Light and beauty that transcend time and space

Light and beauty that transcend time and space
Future home: for makers and scholars of art alike. Illustration courtesy Form 4
Announcing the Edward M. Dowd Art and Art History Building: a place to make art, study its history, and through virtual-reality technology, explore the whole blessed world

Start with a simple truth. In the words of Ed Dowd ’72: “A world filled with art is a far more enjoyable place.” Indeed, it’s a place where creativity and imagination are sparked in the minds and hands and hearts of makers and viewers alike, rippling through lives young and old. And the making and study of art are about to get a new epicenter on the Mission Campus, thanks to Dowd.

“Art transcends all time and seems like a great cause to me,” he says.

The announcement went out at the end of January that Dowd, founder and owner of EMD Properties, has donated $12 million toward the construction of a new art and art history building for the University. The Edward M. Dowd Art and Art History Building will encompass more than 43,000 square feet and rise three stories above Franklin Street on the northwest side of campus. Cost is pegged at $26 million. Watch for completion by 2016.

MOST SIGNIFICANT ACHIEVEMENT

Let there be art: Ed Dowd ’72 and Terri Eckert

Ed Dowd doesn’t make a secret about what’s the most meaningful accomplishment in his life: graduating from Santa Clara University. Raised in Salinas, Calif., he found plenty of trouble to get into as a youth; at one point, a juvenile court judge gave him the classic choice—“the juvenile county farm or the military.” After a stint as an enlisted man in the Air Force, Dowd set his sights on graduating from college and then pursuing a career as an officer.

Higher education wasn’t supposed to be in the cards for Dowd. “They put a label on me in high school, ‘not college material,’” he told a reporter a few years ago. “That squashed my self-esteem.” But it didn’t stay squashed.

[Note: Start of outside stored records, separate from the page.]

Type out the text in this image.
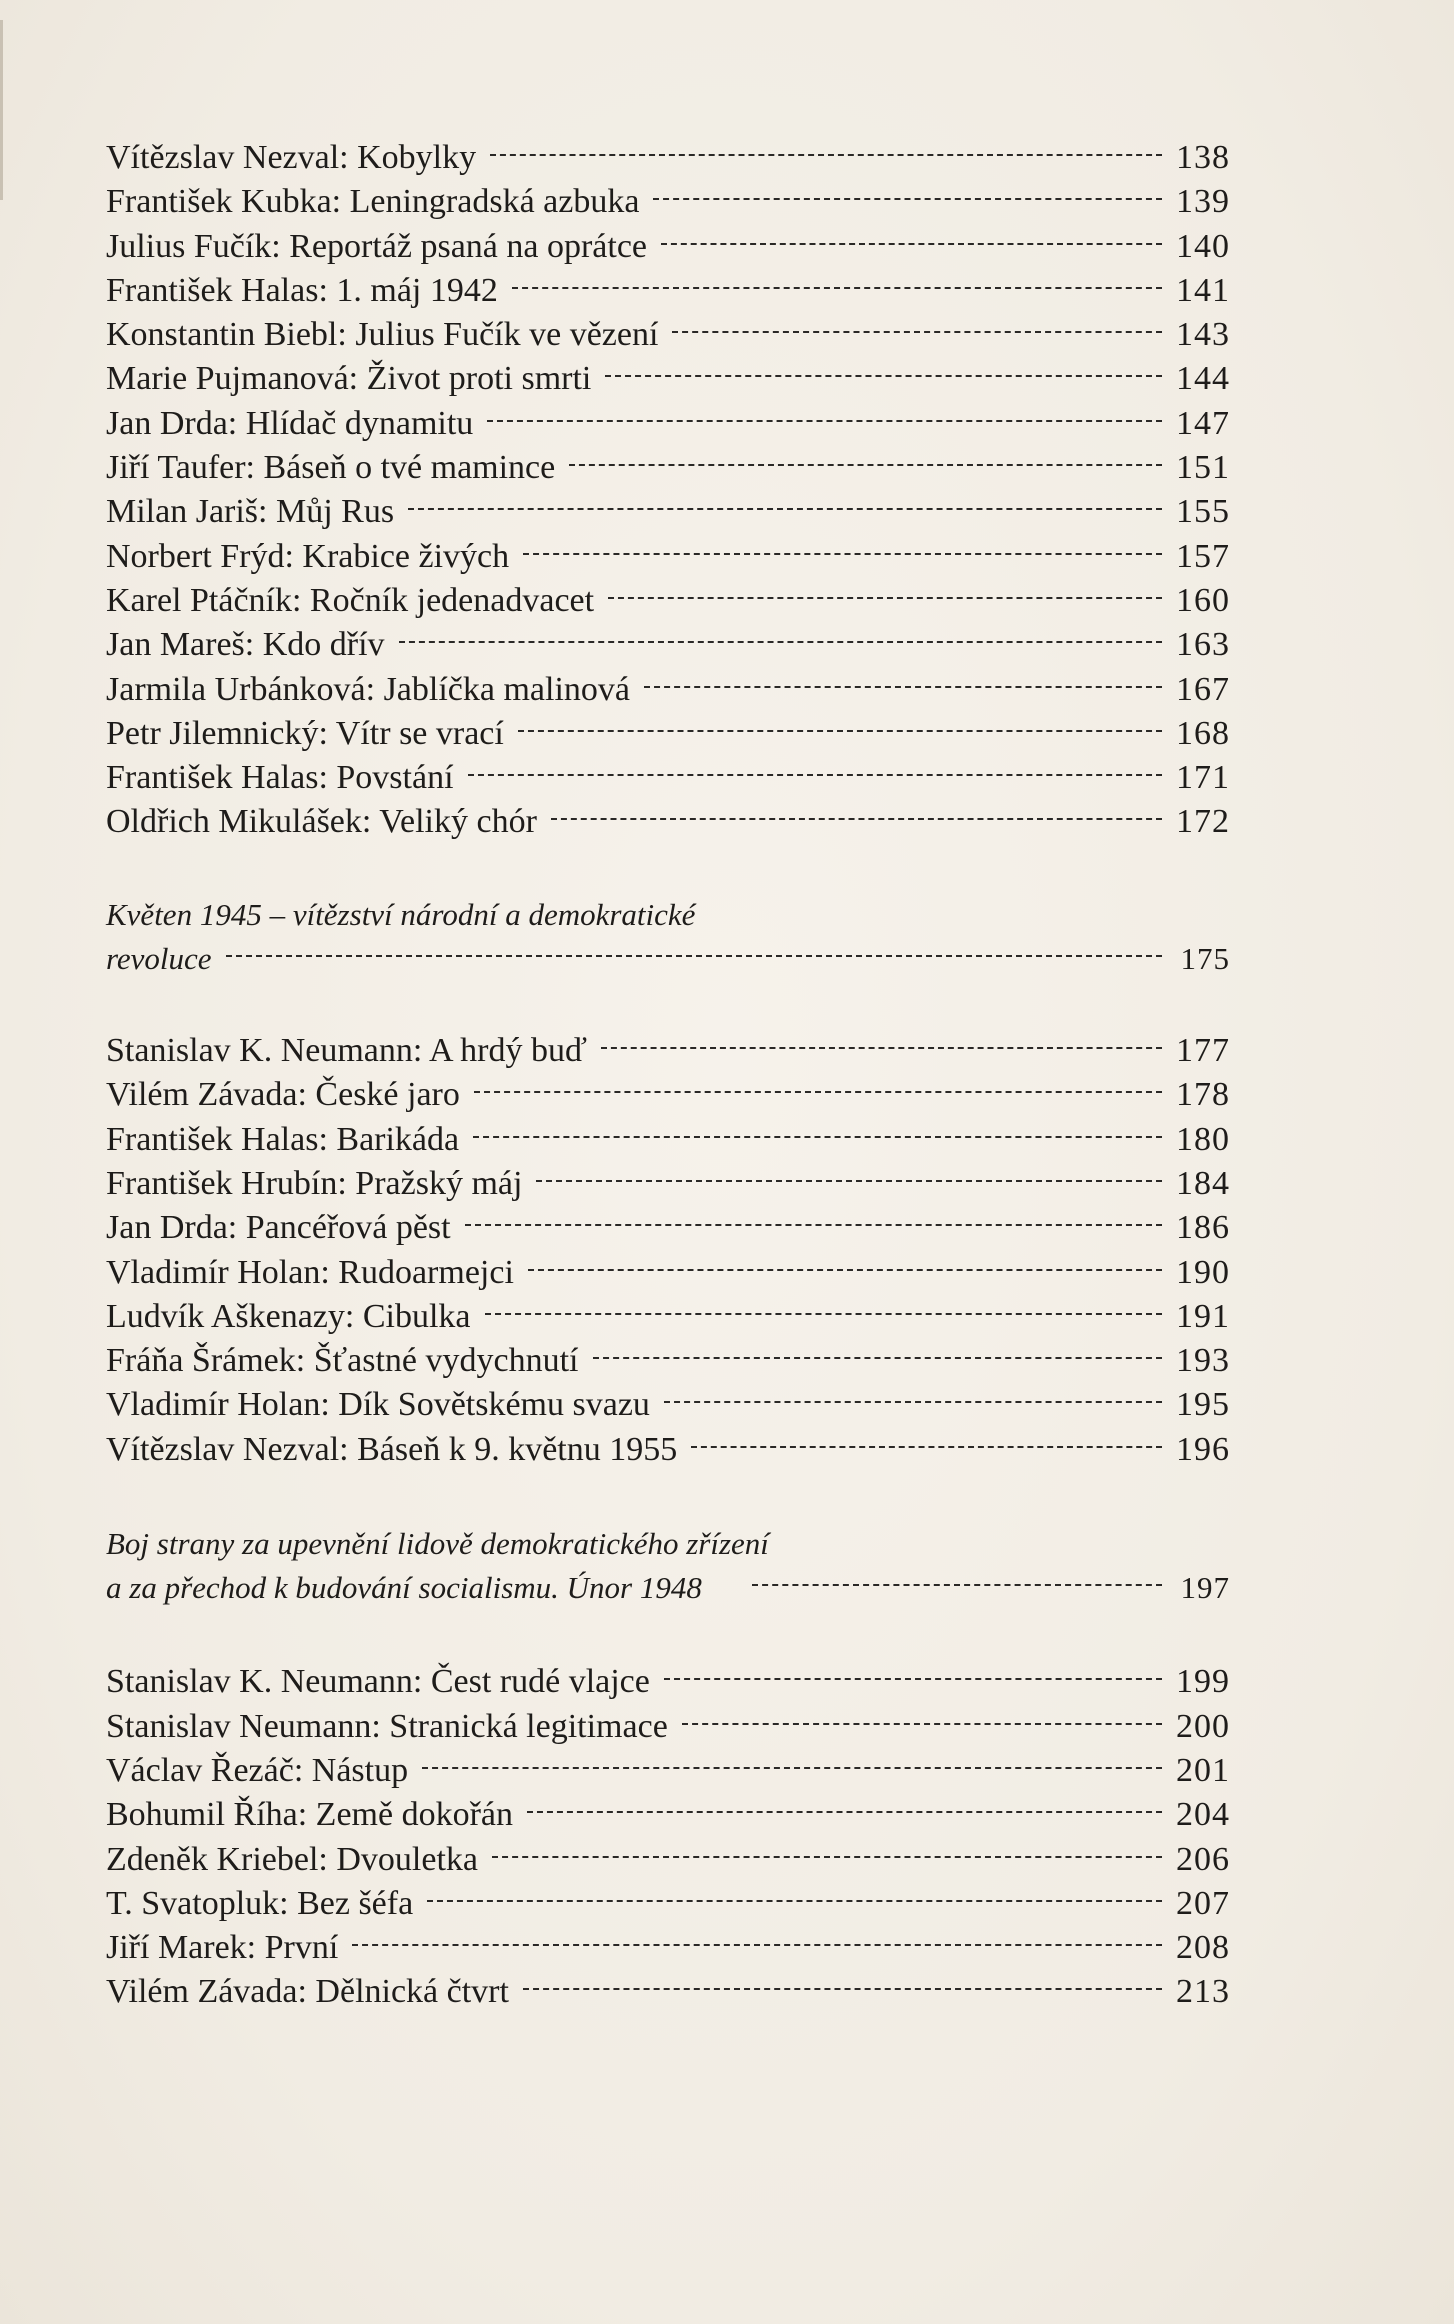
Vítězslav Nezval: Kobylky	138
František Kubka: Leningradská azbuka	139
Julius Fučík: Reportáž psaná na oprátce	140
František Halas: 1. máj 1942	141
Konstantin Biebl: Julius Fučík ve vězení	143
Marie Pujmanová: Život proti smrti	144
Jan Drda: Hlídač dynamitu	147
Jiří Taufer: Báseň o tvé mamince	151
Milan Jariš: Můj Rus	155
Norbert Frýd: Krabice živých	157
Karel Ptáčník: Ročník jedenadvacet	160
Jan Mareš: Kdo dřív	163
Jarmila Urbánková: Jablíčka malinová	167
Petr Jilemnický: Vítr se vrací	168
František Halas: Povstání	171
Oldřich Mikulášek: Veliký chór	172
Květen 1945 – vítězství národní a demokratické
revoluce	175
Stanislav K. Neumann: A hrdý buď	177
Vilém Závada: České jaro	178
František Halas: Barikáda	180
František Hrubín: Pražský máj	184
Jan Drda: Pancéřová pěst	186
Vladimír Holan: Rudoarmejci	190
Ludvík Aškenazy: Cibulka	191
Fráňa Šrámek: Šťastné vydychnutí	193
Vladimír Holan: Dík Sovětskému svazu	195
Vítězslav Nezval: Báseň k 9. květnu 1955	196
Boj strany za upevnění lidově demokratického zřízení
a za přechod k budování socialismu. Únor 1948	197
Stanislav K. Neumann: Čest rudé vlajce	199
Stanislav Neumann: Stranická legitimace	200
Václav Řezáč: Nástup	201
Bohumil Říha: Země dokořán	204
Zdeněk Kriebel: Dvouletka	206
T. Svatopluk: Bez šéfa	207
Jiří Marek: První	208
Vilém Závada: Dělnická čtvrt	213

Dowd worked full time during college to cover tuition. After he graduated from Santa Clara, it wasn’t a return to the military but a stellar career in real estate that was in store for him, once he found his footing as a salesman at Marcus & Millichap, a Palo Alto–based real estate investment firm. He went on to found San Jose National Bank and Commerce Savings and Loan. Gov. Jerry Brown ’59appointed him vice chairman of the California State Athletic Commission, a position that meant he represented California at the 1984 Summer Olympics in Los Angeles. He’s also served on SCU’s Board of Fellows.

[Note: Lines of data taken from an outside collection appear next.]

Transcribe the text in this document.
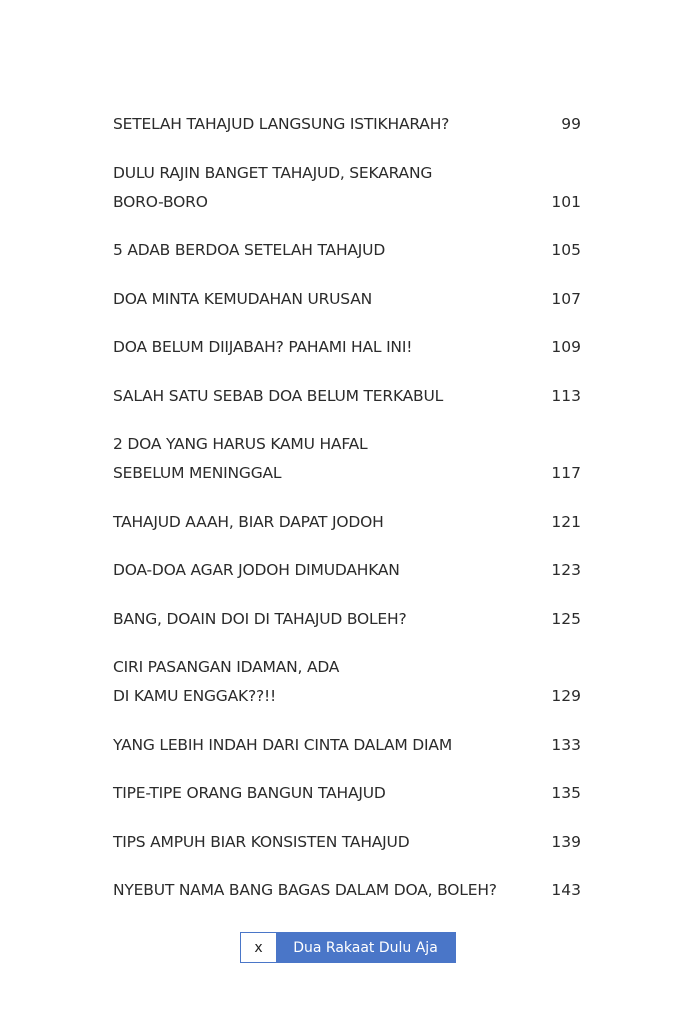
SETELAH TAHAJUD LANGSUNG ISTIKHARAH?	99
DULU RAJIN BANGET TAHAJUD, SEKARANG
BORO-BORO	101
5 ADAB BERDOA SETELAH TAHAJUD	105
DOA MINTA KEMUDAHAN URUSAN	107
DOA BELUM DIIJABAH? PAHAMI HAL INI!	109
SALAH SATU SEBAB DOA BELUM TERKABUL	113
2 DOA YANG HARUS KAMU HAFAL
SEBELUM MENINGGAL	117
TAHAJUD AAAH, BIAR DAPAT JODOH	121
DOA-DOA AGAR JODOH DIMUDAHKAN	123
BANG, DOAIN DOI DI TAHAJUD BOLEH?	125
CIRI PASANGAN IDAMAN, ADA
DI KAMU ENGGAK??!!	129
YANG LEBIH INDAH DARI CINTA DALAM DIAM	133
TIPE-TIPE ORANG BANGUN TAHAJUD	135
TIPS AMPUH BIAR KONSISTEN TAHAJUD	139
NYEBUT NAMA BANG BAGAS DALAM DOA, BOLEH?	143
x	Dua Rakaat Dulu Aja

In 1993, when Dowd was 47, he was diagnosed with multiple sclerosis. While Dowd remains owner of EMD Properties, for some years he’s delegated more management to others, especially Terri Eckert, director of operations. As business took up less of his time, he discovered a love and devotion to art and its wonderful power to inspire and console.

A visit to his San Francisco home atop the Four Seasons offers stunning vistas and a glimpse of the paintings and sculptures that intrigue him. So does a visit to the Palo Alto Medical Foundation’s facility in Mountain View, where Dowd has gone for treatment for MS. A glass sculpture by artist Dale Chihuly graces the lobby, thanks to Dowd.

TO WHET YOUR APPETITE

The Edward M. Dowd Art and Art History Building will include a work of blown glass by Chihuly as well—a fact that Dowd hopes will draw attention to the other vibrant artistic endeavors on campus. The building will be home to galleries and studios for sculpture, ceramics, photography, printmaking, painting, and drawing. There will be electronic canvases and a virtual-reality room, a sculpture garden, and a living wall of plants.

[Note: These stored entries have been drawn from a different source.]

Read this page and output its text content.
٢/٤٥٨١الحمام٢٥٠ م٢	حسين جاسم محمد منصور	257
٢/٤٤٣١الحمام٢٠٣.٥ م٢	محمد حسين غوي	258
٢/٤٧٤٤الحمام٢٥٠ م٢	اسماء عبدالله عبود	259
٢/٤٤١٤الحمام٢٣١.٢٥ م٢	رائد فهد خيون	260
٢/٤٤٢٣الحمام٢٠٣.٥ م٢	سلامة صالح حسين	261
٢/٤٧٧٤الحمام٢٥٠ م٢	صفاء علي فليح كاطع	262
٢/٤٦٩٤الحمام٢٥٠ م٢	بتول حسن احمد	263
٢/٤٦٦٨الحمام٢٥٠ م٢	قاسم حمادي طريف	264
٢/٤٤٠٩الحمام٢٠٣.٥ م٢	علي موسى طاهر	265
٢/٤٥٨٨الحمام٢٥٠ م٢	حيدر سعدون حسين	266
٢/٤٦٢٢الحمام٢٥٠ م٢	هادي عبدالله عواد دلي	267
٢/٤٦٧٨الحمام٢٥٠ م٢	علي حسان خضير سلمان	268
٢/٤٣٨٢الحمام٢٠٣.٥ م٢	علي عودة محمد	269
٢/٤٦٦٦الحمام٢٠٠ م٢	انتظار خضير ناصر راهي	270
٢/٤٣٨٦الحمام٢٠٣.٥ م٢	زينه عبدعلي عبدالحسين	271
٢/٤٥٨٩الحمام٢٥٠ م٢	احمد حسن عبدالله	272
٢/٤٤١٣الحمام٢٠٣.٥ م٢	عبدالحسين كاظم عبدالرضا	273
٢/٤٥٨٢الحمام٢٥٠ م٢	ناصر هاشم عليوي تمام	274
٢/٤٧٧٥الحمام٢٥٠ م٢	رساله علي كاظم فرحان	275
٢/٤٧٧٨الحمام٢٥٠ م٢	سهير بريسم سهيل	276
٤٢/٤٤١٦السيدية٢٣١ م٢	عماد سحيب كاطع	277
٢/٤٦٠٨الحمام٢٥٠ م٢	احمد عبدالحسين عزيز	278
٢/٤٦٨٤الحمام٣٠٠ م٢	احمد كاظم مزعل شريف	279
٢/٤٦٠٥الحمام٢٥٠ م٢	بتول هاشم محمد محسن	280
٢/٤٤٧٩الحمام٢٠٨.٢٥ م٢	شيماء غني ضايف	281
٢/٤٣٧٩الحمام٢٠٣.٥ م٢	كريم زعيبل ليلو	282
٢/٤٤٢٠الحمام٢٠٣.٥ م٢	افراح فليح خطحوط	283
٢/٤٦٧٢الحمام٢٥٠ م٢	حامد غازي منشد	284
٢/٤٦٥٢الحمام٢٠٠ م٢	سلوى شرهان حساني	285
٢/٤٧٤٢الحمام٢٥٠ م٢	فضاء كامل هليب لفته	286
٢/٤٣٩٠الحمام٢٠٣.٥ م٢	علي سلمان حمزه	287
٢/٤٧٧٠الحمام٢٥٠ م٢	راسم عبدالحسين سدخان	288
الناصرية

More than that, the new building will anchor an arts “neighborhood” with the de Saisset Museum, Recital Hall, and Mayer Theatre, making the northwest portion of campus a destination for the fine and performing arts. Watch for more in the magazine as the building takes shape. Until then, we’ll leave you with this thought: Each year, more than 1,000 students take art and art history classes on the Mission Campus. Most aren’t art majors. But then, in what discipline or field of endeavor—or in the rest of our lives, for that matter— are creativity and imagination not necessary?